Koti Reddy, Head – Buying & Merchandising, Ratnadeep Supermarket, narrated how the retailer’s partnership with Marico breathed fresh oxygen into the tepid sales of peanut butter, which is a niche category in India. “Even today, it is a very low-penetration category with just about 0.1% market distribution. Marico and Ratnadeep partnered to together expand the peanut butter category when the brand launched its Saffola peanut butter. We came up with a strategy wherin we placed peanut butter at every cash till at our stores, offering a 50% saving on the purchase. Since this scheme took off, we have seen over 15x volume growth and sales for the category has jumped above 50%.
The lengthy but pulsating session saw many other retailers and brands offer their buoyantly incisive takes on successful brand-retailer partnerships that have helped categories leap to new heights and gain consumer mindshare and wallet share. Their observations and thoughtful comments lit a fire for India’s food and grocery industry to react and to keep further test-bedding new ideas to boost category expansion and commercialisation efforts for both brands and retailers.

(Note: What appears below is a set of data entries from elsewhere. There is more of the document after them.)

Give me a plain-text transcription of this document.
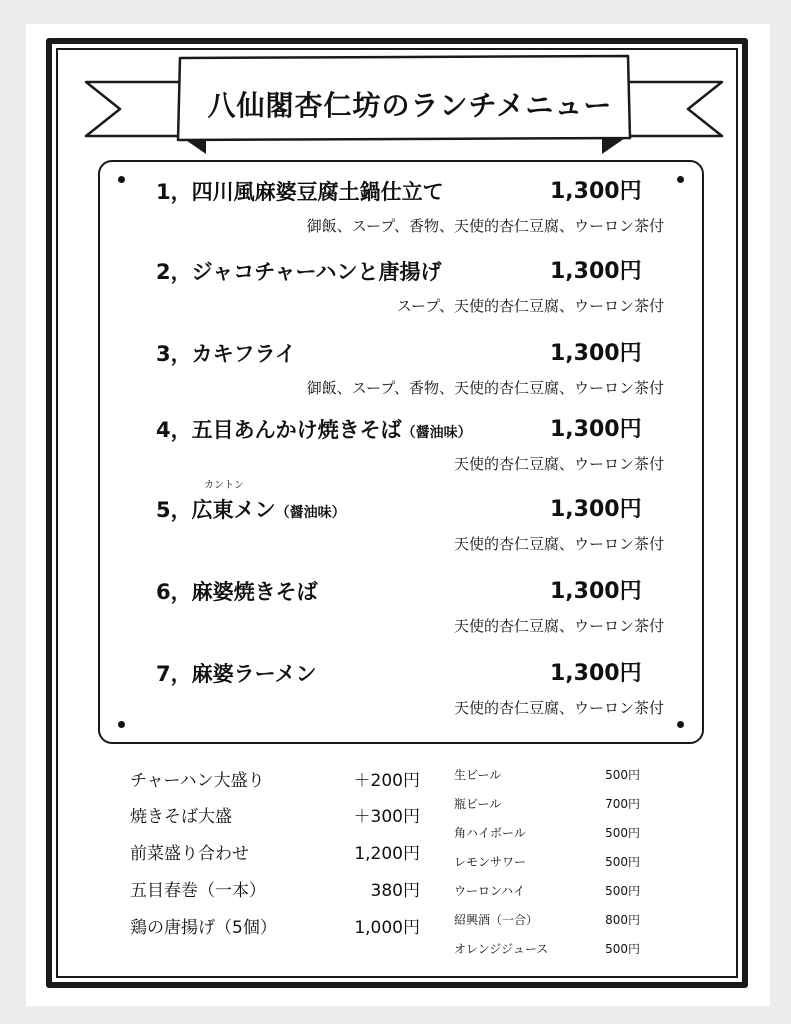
八仙閣杏仁坊のランチメニュー
1，四川風麻婆豆腐土鍋仕立て	1,300円
御飯、スープ、香物、天使的杏仁豆腐、ウーロン茶付
2，ジャコチャーハンと唐揚げ	1,300円
スープ、天使的杏仁豆腐、ウーロン茶付
3，カキフライ	1,300円
御飯、スープ、香物、天使的杏仁豆腐、ウーロン茶付
4，五目あんかけ焼きそば（醤油味）	1,300円
天使的杏仁豆腐、ウーロン茶付
カントン
5，広東メン（醤油味）	1,300円
天使的杏仁豆腐、ウーロン茶付
6，麻婆焼きそば	1,300円
天使的杏仁豆腐、ウーロン茶付
7，麻婆ラーメン	1,300円
天使的杏仁豆腐、ウーロン茶付
チャーハン大盛り	＋200円
焼きそば大盛	＋300円
前菜盛り合わせ	1,200円
五目春巻（一本）	380円
鶏の唐揚げ（5個）	1,000円
生ビール	500円
瓶ビール	700円
角ハイボール	500円
レモンサワー	500円
ウーロンハイ	500円
紹興酒（一合）	800円
オレンジジュース	500円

Among the other speakers who contributed their powerful insights were: Abhinav Garg, GM – F&B, The New Shop; Anil Kankariya, Founder, Navjeevan Plus; Azim Mohammad, MD, Metto Supermarket; Kirit Maganlal, Founder & CEO, Magsons Group, Goa; Rajesh Agarwal, CFO, Ghanshyam Supermarkets; Aanchal Gambhir, Director, BLG International Hing; Prashant Peres, MD – South Asia, Kelloggs’s; Amitabbh Singh, Sr VP , Patanjali Ayurveda; Anand Nagarajan, Co- Founder, Shaka Harry; Saptarshi Lahiry, Director-Trade Sales, Abbott Nutrition Int. (India); Siddartha Juneja, Head – Omni Channel, Mondelez; Vipul Mathur, VP, eCommerce & Modern Trade, Hindustan Unilever; Smerth Khanna, Business Head – eCommerce & Modern Trade, Dabur India; and Gaurav Gambhir, MD, Shubh Foods.